LECTURES MARGINALES D’UNE ŒUVRE FONDATRICE

2- Lectures possibles : le totalitarisme social

Bien que les académies exigent que le travail critique se fasse sur le texte et veuillent évacuer les lectures sociologiques, la dimension sociale persiste et les rapports qu’entretient l’auteur avec la société détermineront l’apport qu’aurait l’œuvre à la civilisation humaine. Dans notre cas, Djaout est considéré par l’opinion nationale et ceux qui fabriquent cette opinion comme un auteur engagé. Perçu comme un auteur affilié à l’aile francophone, Djaout ne réclame aucune appartenance idéologique, politique ou culturelle. Nous ne nous disposons pas de ses textes (journalistiques) où il passe du récit au discours et s’implique de fait dans les questions d’actualité qui se posaient. Collaborateur dans la page culturelle de l’unique journal francophone, Djaout serait tenté par les revendications identitaires. Les médias (appareils idéologiques) ont fait un classement qui a mis Djaout dans la case des contestataires. Toutefois, cette organisation n’échappait pas à ce que voulait l’idéologie sociale. Ecrire pour le peuple est un acte insensé et qui n’a pas de sens puisque ce peuple n’est pas prêt à lire ce que les lettrés écrivent. Le poète qui croit pouvoir dire avec d’autres mots ce que le commun des mortels est capable de dire est coincé par ce que le groupe prétend de lui.

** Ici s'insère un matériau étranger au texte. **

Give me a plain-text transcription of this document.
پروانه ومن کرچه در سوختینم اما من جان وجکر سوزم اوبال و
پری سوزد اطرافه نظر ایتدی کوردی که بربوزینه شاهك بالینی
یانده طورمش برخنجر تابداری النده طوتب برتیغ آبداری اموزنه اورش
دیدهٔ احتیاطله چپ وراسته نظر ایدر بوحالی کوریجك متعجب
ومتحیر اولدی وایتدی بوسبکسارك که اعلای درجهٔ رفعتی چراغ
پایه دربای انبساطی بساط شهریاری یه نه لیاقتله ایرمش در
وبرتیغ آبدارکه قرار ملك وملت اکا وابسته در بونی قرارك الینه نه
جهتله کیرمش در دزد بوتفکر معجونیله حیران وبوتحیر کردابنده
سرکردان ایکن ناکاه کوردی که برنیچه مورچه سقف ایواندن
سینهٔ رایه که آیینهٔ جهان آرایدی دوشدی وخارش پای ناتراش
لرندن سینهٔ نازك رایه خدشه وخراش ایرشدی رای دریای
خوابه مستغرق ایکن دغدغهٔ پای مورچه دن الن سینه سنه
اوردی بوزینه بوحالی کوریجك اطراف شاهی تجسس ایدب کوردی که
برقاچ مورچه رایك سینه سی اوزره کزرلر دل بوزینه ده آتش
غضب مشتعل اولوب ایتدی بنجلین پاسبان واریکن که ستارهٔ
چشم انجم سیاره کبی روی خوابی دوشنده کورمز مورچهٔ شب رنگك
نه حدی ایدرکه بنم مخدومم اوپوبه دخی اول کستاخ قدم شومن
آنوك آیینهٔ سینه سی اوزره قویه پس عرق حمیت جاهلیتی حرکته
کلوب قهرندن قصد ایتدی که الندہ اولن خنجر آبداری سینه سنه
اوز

La contextualisation est la première concession faite par la critique littéraire aux lectures. Toutefois, l’aspect qui pourrait être évoqué détermine l’orientation de la lecture. Sur quel contexte fonderons-nous notre lecture ? L’idéologie officielle qui prend en charge le discours fait au sujet de l’Histoire semble être la cible de l’œuvre djaoutienne. Même si aucun travail sociologique n’a été fait, il nous semble permis de dire que les contours des idéologies d’alors sont lisibles sur certains textes. Le rapport établi par Pierre Bourdieu constitué autour de la tension dominants-dominés est adopté par le discours social. Si les gouvernants sont perçus comme des dominants et le peuple, lui, est considéré comme un dominé ; il n’en demeure pas moins que cette structuration garantit la survie de l’expression artistique. C’est-à-dire que l’auteur est soumis à une

logique, le créateur et l’extérieur. L’individualité, constamment menacée, et la socialité, constamment et essentiellement oppressante. Il s’agit, dans ce cas, de redéfinir la socialité. Un groupe équilibré où les rapports sont mus par une tension oscillant entre les individus recèle des sensibilités idéologiques fort diverses, mais l’équilibre n’est menacé que lorsqu’un article est enfreint. Aussi bien pour l’auteur que pour les autres classes sociales, des infractions sont commises. Et pourquoi l’auteur est-il redevable d’une conversion socialisante d’une parole essentiellement individuelle ?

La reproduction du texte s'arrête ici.